Updated

New Delhi on Wednesday ordered dozens of buildings evacuated near to where an overcrowded apartment building collapsed and killed 67 people — highlighting the dangerous housing conditions among the poor in India's capital.

The collapse of the crude brick five-story building Monday night shocked the city and led to the owner's arrest. Officials said he had built two floors illegally — an act that is not uncommon amid New Delhi's skyrocketing land prices. Poor construction material and inadequate foundations are also blamed for building collapses in India.

Officials said the collapsed building had also been weakened by heavy rains, and have since determined at least 38 other structures in the same Lalita Park neighborhood are damaged by water and in danger of falling.

"We have issued them notice to vacate their houses immediately for their safety," Municipal Corporation of Delhi spokesman Deep Mathur told Press Trust of India.

But those forced to leave their homes said they had nowhere to go.

Piles of pillowcases stuffed with clothing, pots, pans and picture frames lined the narrow streets of Lalita Park, a congested neighborhood in east Delhi near the banks of the Yamuna River that houses some of the millions of impoverished workers who stream into the capital from rural villages.
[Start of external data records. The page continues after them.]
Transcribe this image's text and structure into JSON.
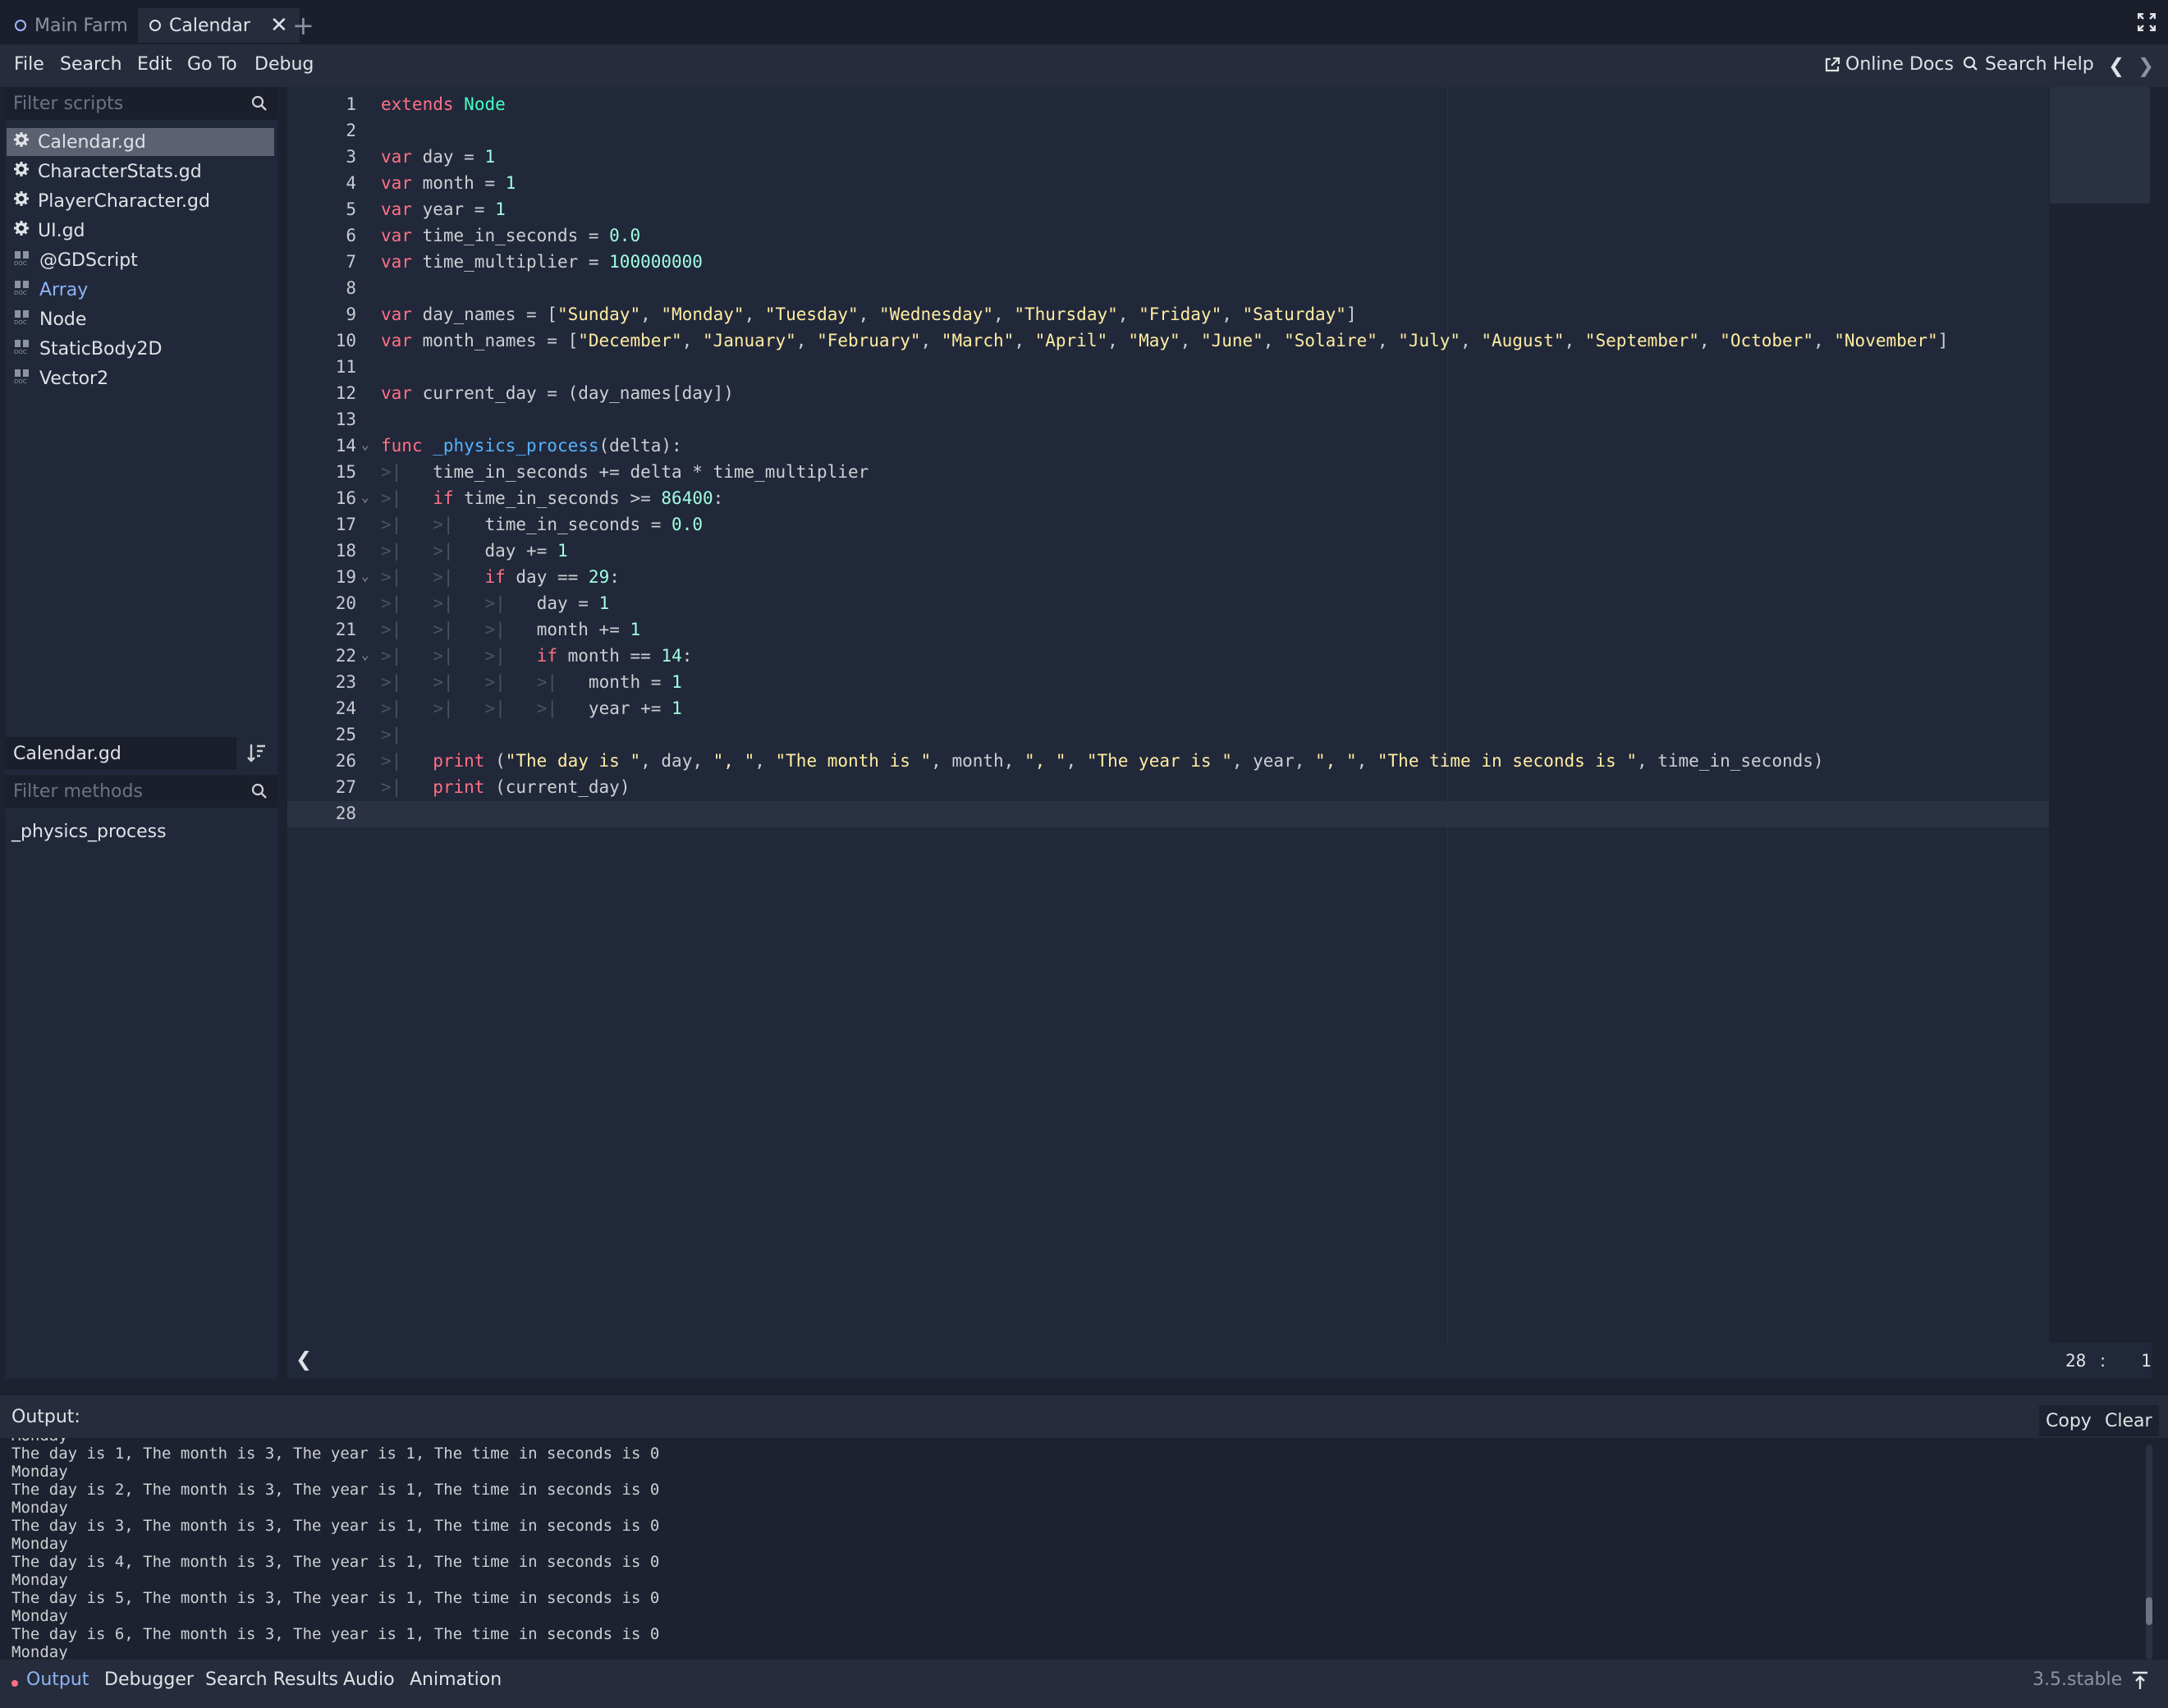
{
  "tabs": [
    {
      "label": "Main Farm",
      "active": false
    },
    {
      "label": "Calendar",
      "active": true
    }
  ],
  "menu": [
    "File",
    "Search",
    "Edit",
    "Go To",
    "Debug"
  ],
  "right_menu": {
    "online_docs": "Online Docs",
    "search_help": "Search Help"
  },
  "scripts_panel": {
    "filter_placeholder": "Filter scripts",
    "items": [
      {
        "label": "Calendar.gd",
        "icon": "gear-icon"
      },
      {
        "label": "CharacterStats.gd",
        "icon": "gear-icon"
      },
      {
        "label": "PlayerCharacter.gd",
        "icon": "gear-icon"
      },
      {
        "label": "UI.gd",
        "icon": "gear-icon"
      },
      {
        "label": "@GDScript",
        "icon": "doc-icon"
      },
      {
        "label": "Array",
        "icon": "doc-icon"
      },
      {
        "label": "Node",
        "icon": "doc-icon"
      },
      {
        "label": "StaticBody2D",
        "icon": "doc-icon"
      },
      {
        "label": "Vector2",
        "icon": "doc-icon"
      }
    ],
    "current_script": "Calendar.gd",
    "filter_methods_placeholder": "Filter methods",
    "methods": [
      "_physics_process"
    ]
  },
  "editor": {
    "cursor_line": "28",
    "cursor_col": "1",
    "lines": [
      {
        "n": "1",
        "html": "<span class=\"kw\">extends</span> <span class=\"ty\">Node</span>"
      },
      {
        "n": "2",
        "html": ""
      },
      {
        "n": "3",
        "html": "<span class=\"kw\">var</span> day = <span class=\"num\">1</span>"
      },
      {
        "n": "4",
        "html": "<span class=\"kw\">var</span> month = <span class=\"num\">1</span>"
      },
      {
        "n": "5",
        "html": "<span class=\"kw\">var</span> year = <span class=\"num\">1</span>"
      },
      {
        "n": "6",
        "html": "<span class=\"kw\">var</span> time_in_seconds = <span class=\"num\">0.0</span>"
      },
      {
        "n": "7",
        "html": "<span class=\"kw\">var</span> time_multiplier = <span class=\"num\">100000000</span>"
      },
      {
        "n": "8",
        "html": ""
      },
      {
        "n": "9",
        "html": "<span class=\"kw\">var</span> day_names = [<span class=\"str\">\"Sunday\"</span>, <span class=\"str\">\"Monday\"</span>, <span class=\"str\">\"Tuesday\"</span>, <span class=\"str\">\"Wednesday\"</span>, <span class=\"str\">\"Thursday\"</span>, <span class=\"str\">\"Friday\"</span>, <span class=\"str\">\"Saturday\"</span>]"
      },
      {
        "n": "10",
        "html": "<span class=\"kw\">var</span> month_names = [<span class=\"str\">\"December\"</span>, <span class=\"str\">\"January\"</span>, <span class=\"str\">\"February\"</span>, <span class=\"str\">\"March\"</span>, <span class=\"str\">\"April\"</span>, <span class=\"str\">\"May\"</span>, <span class=\"str\">\"June\"</span>, <span class=\"str\">\"Solaire\"</span>, <span class=\"str\">\"July\"</span>, <span class=\"str\">\"August\"</span>, <span class=\"str\">\"September\"</span>, <span class=\"str\">\"October\"</span>, <span class=\"str\">\"November\"</span>]"
      },
      {
        "n": "11",
        "html": ""
      },
      {
        "n": "12",
        "html": "<span class=\"kw\">var</span> current_day = (day_names[day])"
      },
      {
        "n": "13",
        "html": ""
      },
      {
        "n": "14",
        "html": "<span class=\"kw\">func</span> <span class=\"fn\">_physics_process</span>(delta):",
        "fold": true
      },
      {
        "n": "15",
        "html": "<span class=\"tab\">&gt;|</span>   time_in_seconds += delta * time_multiplier"
      },
      {
        "n": "16",
        "html": "<span class=\"tab\">&gt;|</span>   <span class=\"kw\">if</span> time_in_seconds &gt;= <span class=\"num\">86400</span>:",
        "fold": true
      },
      {
        "n": "17",
        "html": "<span class=\"tab\">&gt;|</span>   <span class=\"tab\">&gt;|</span>   time_in_seconds = <span class=\"num\">0.0</span>"
      },
      {
        "n": "18",
        "html": "<span class=\"tab\">&gt;|</span>   <span class=\"tab\">&gt;|</span>   day += <span class=\"num\">1</span>"
      },
      {
        "n": "19",
        "html": "<span class=\"tab\">&gt;|</span>   <span class=\"tab\">&gt;|</span>   <span class=\"kw\">if</span> day == <span class=\"num\">29</span>:",
        "fold": true
      },
      {
        "n": "20",
        "html": "<span class=\"tab\">&gt;|</span>   <span class=\"tab\">&gt;|</span>   <span class=\"tab\">&gt;|</span>   day = <span class=\"num\">1</span>"
      },
      {
        "n": "21",
        "html": "<span class=\"tab\">&gt;|</span>   <span class=\"tab\">&gt;|</span>   <span class=\"tab\">&gt;|</span>   month += <span class=\"num\">1</span>"
      },
      {
        "n": "22",
        "html": "<span class=\"tab\">&gt;|</span>   <span class=\"tab\">&gt;|</span>   <span class=\"tab\">&gt;|</span>   <span class=\"kw\">if</span> month == <span class=\"num\">14</span>:",
        "fold": true
      },
      {
        "n": "23",
        "html": "<span class=\"tab\">&gt;|</span>   <span class=\"tab\">&gt;|</span>   <span class=\"tab\">&gt;|</span>   <span class=\"tab\">&gt;|</span>   month = <span class=\"num\">1</span>"
      },
      {
        "n": "24",
        "html": "<span class=\"tab\">&gt;|</span>   <span class=\"tab\">&gt;|</span>   <span class=\"tab\">&gt;|</span>   <span class=\"tab\">&gt;|</span>   year += <span class=\"num\">1</span>"
      },
      {
        "n": "25",
        "html": "<span class=\"tab\">&gt;|</span>"
      },
      {
        "n": "26",
        "html": "<span class=\"tab\">&gt;|</span>   <span class=\"kw\">print</span> (<span class=\"str\">\"The day is \"</span>, day, <span class=\"str\">\", \"</span>, <span class=\"str\">\"The month is \"</span>, month, <span class=\"str\">\", \"</span>, <span class=\"str\">\"The year is \"</span>, year, <span class=\"str\">\", \"</span>, <span class=\"str\">\"The time in seconds is \"</span>, time_in_seconds)"
      },
      {
        "n": "27",
        "html": "<span class=\"tab\">&gt;|</span>   <span class=\"kw\">print</span> (current_day)"
      },
      {
        "n": "28",
        "html": "",
        "current": true
      }
    ]
  },
  "output": {
    "label": "Output:",
    "copy": "Copy",
    "clear": "Clear",
    "lines": [
      "Monday",
      "The day is 1, The month is 3, The year is 1, The time in seconds is 0",
      "Monday",
      "The day is 2, The month is 3, The year is 1, The time in seconds is 0",
      "Monday",
      "The day is 3, The month is 3, The year is 1, The time in seconds is 0",
      "Monday",
      "The day is 4, The month is 3, The year is 1, The time in seconds is 0",
      "Monday",
      "The day is 5, The month is 3, The year is 1, The time in seconds is 0",
      "Monday",
      "The day is 6, The month is 3, The year is 1, The time in seconds is 0",
      "Monday"
    ]
  },
  "bottom_tabs": [
    "Output",
    "Debugger",
    "Search Results",
    "Audio",
    "Animation"
  ],
  "version": "3.5.stable",
  "colors": {
    "accent": "#8db3f5",
    "keyword": "#ff7085",
    "string": "#ffeda1",
    "number": "#a1ffe0",
    "type": "#42ffc2"
  }
}
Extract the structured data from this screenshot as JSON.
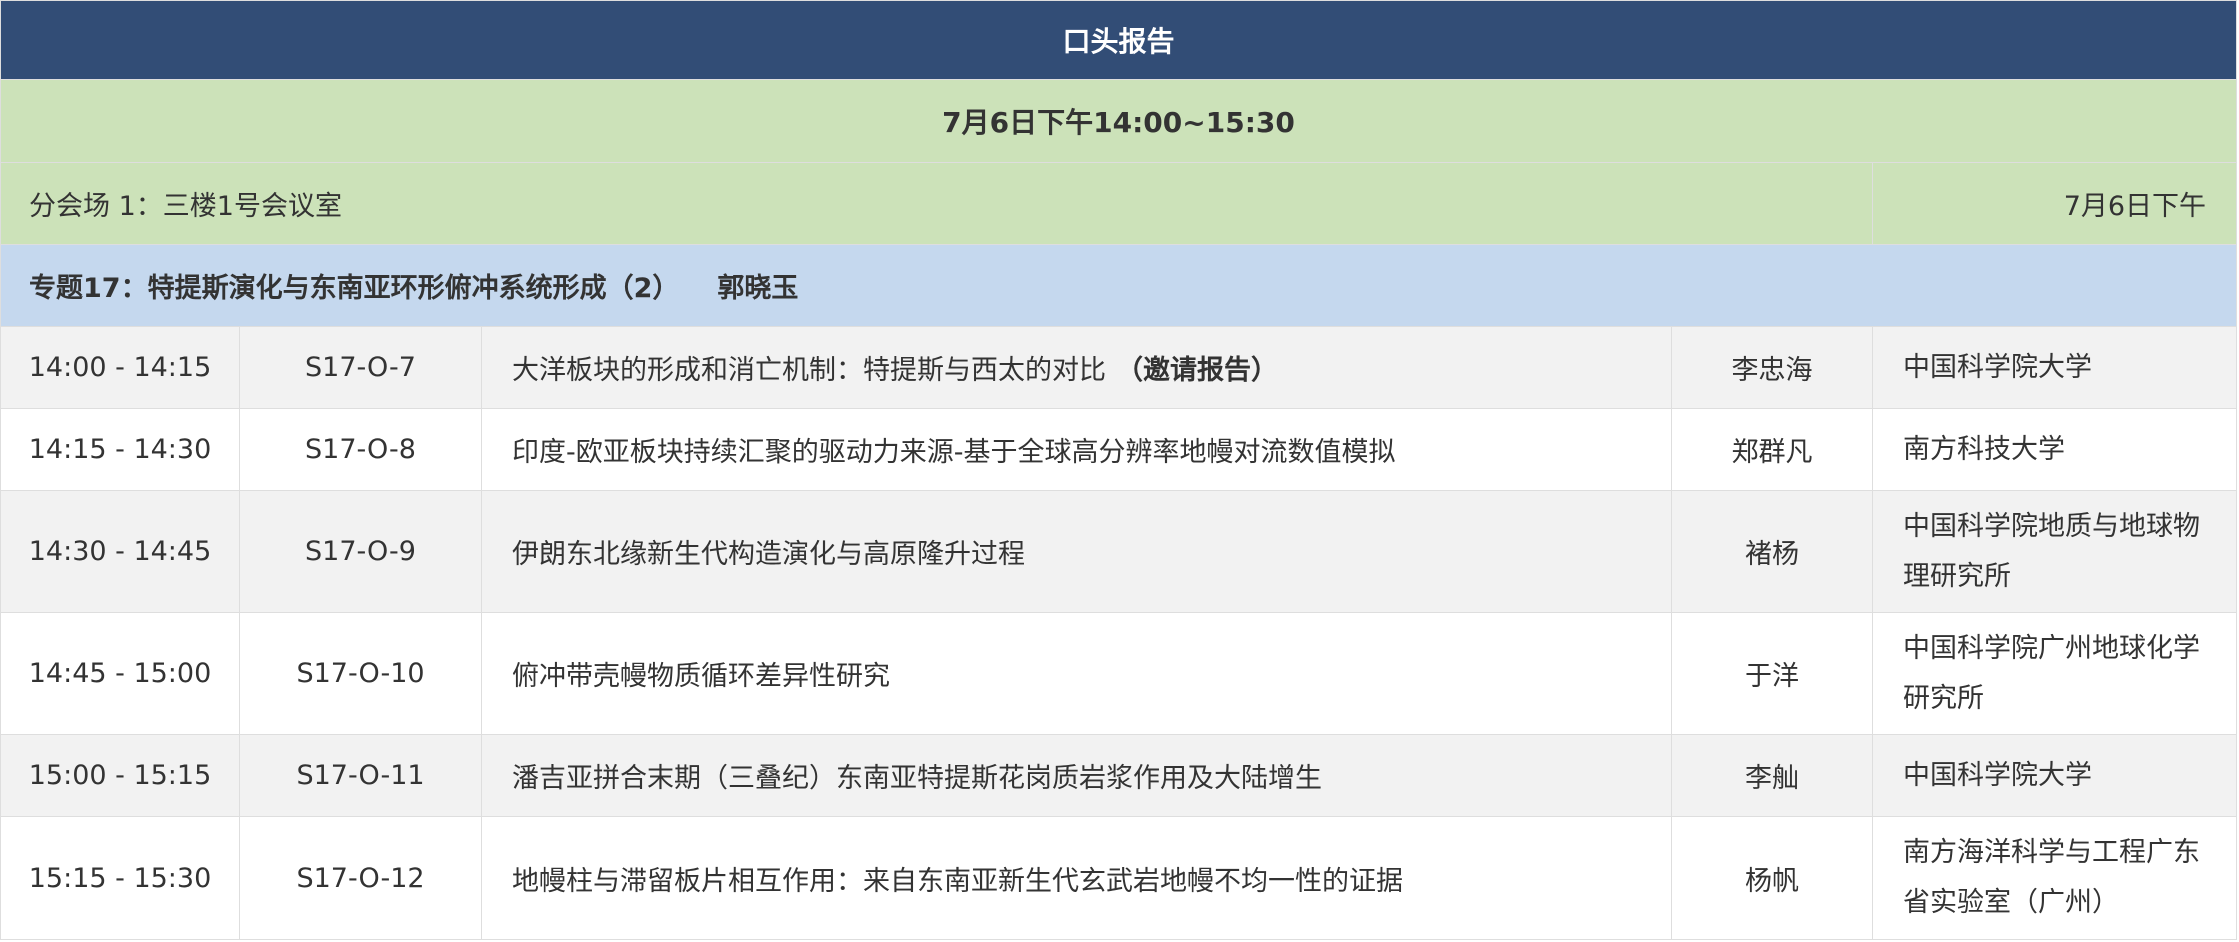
{
  "header": {
    "title": "口头报告"
  },
  "session": {
    "date_time": "7月6日下午14:00~15:30",
    "venue": "分会场 1：三楼1号会议室",
    "venue_date": "7月6日下午"
  },
  "topic": {
    "title": "专题17：特提斯演化与东南亚环形俯冲系统形成（2）",
    "chair": "郭晓玉"
  },
  "talks": [
    {
      "time": "14:00 - 14:15",
      "code": "S17-O-7",
      "title": "大洋板块的形成和消亡机制：特提斯与西太的对比",
      "tag": "（邀请报告）",
      "speaker": "李忠海",
      "affiliation": "中国科学院大学"
    },
    {
      "time": "14:15 - 14:30",
      "code": "S17-O-8",
      "title": "印度-欧亚板块持续汇聚的驱动力来源-基于全球高分辨率地幔对流数值模拟",
      "tag": "",
      "speaker": "郑群凡",
      "affiliation": "南方科技大学"
    },
    {
      "time": "14:30 - 14:45",
      "code": "S17-O-9",
      "title": "伊朗东北缘新生代构造演化与高原隆升过程",
      "tag": "",
      "speaker": "褚杨",
      "affiliation": "中国科学院地质与地球物理研究所"
    },
    {
      "time": "14:45 - 15:00",
      "code": "S17-O-10",
      "title": "俯冲带壳幔物质循环差异性研究",
      "tag": "",
      "speaker": "于洋",
      "affiliation": "中国科学院广州地球化学研究所"
    },
    {
      "time": "15:00 - 15:15",
      "code": "S17-O-11",
      "title": "潘吉亚拼合末期（三叠纪）东南亚特提斯花岗质岩浆作用及大陆增生",
      "tag": "",
      "speaker": "李舢",
      "affiliation": "中国科学院大学"
    },
    {
      "time": "15:15 - 15:30",
      "code": "S17-O-12",
      "title": "地幔柱与滞留板片相互作用：来自东南亚新生代玄武岩地幔不均一性的证据",
      "tag": "",
      "speaker": "杨帆",
      "affiliation": "南方海洋科学与工程广东省实验室（广州）"
    }
  ],
  "colors": {
    "header_bg": "#324d76",
    "date_bg": "#cce2b9",
    "topic_bg": "#c5d8ee",
    "alt_row_bg": "#f2f2f2"
  }
}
Suman Devi and five others lived in the building next to the one that collapsed, until Monday night when police told them they had to leave because their basement was flooded.

"When the building fell, we thought that we could have died, too," said Devi, a 60-year-old cook from Bihar. "But now the problem is we are on the street."

The newly homeless were milling around a nearby park, receiving food from neighbors and local non-governmental organizations.

Another woman named Pushpa said she and her six family members were sleeping outside.

"My belongings are scattered in the street. If we can find another room, we'll shift it there," she said, sitting on a sidewalk next to her refrigerator.

Nagender Sharma, who moved to Delhi to find work as a carpenter, was getting ready to move his family of seven to a plot he owns on the city outskirts despite there being no work there.

"For three nights we have been camping in the park," he said. "There is no help from the government."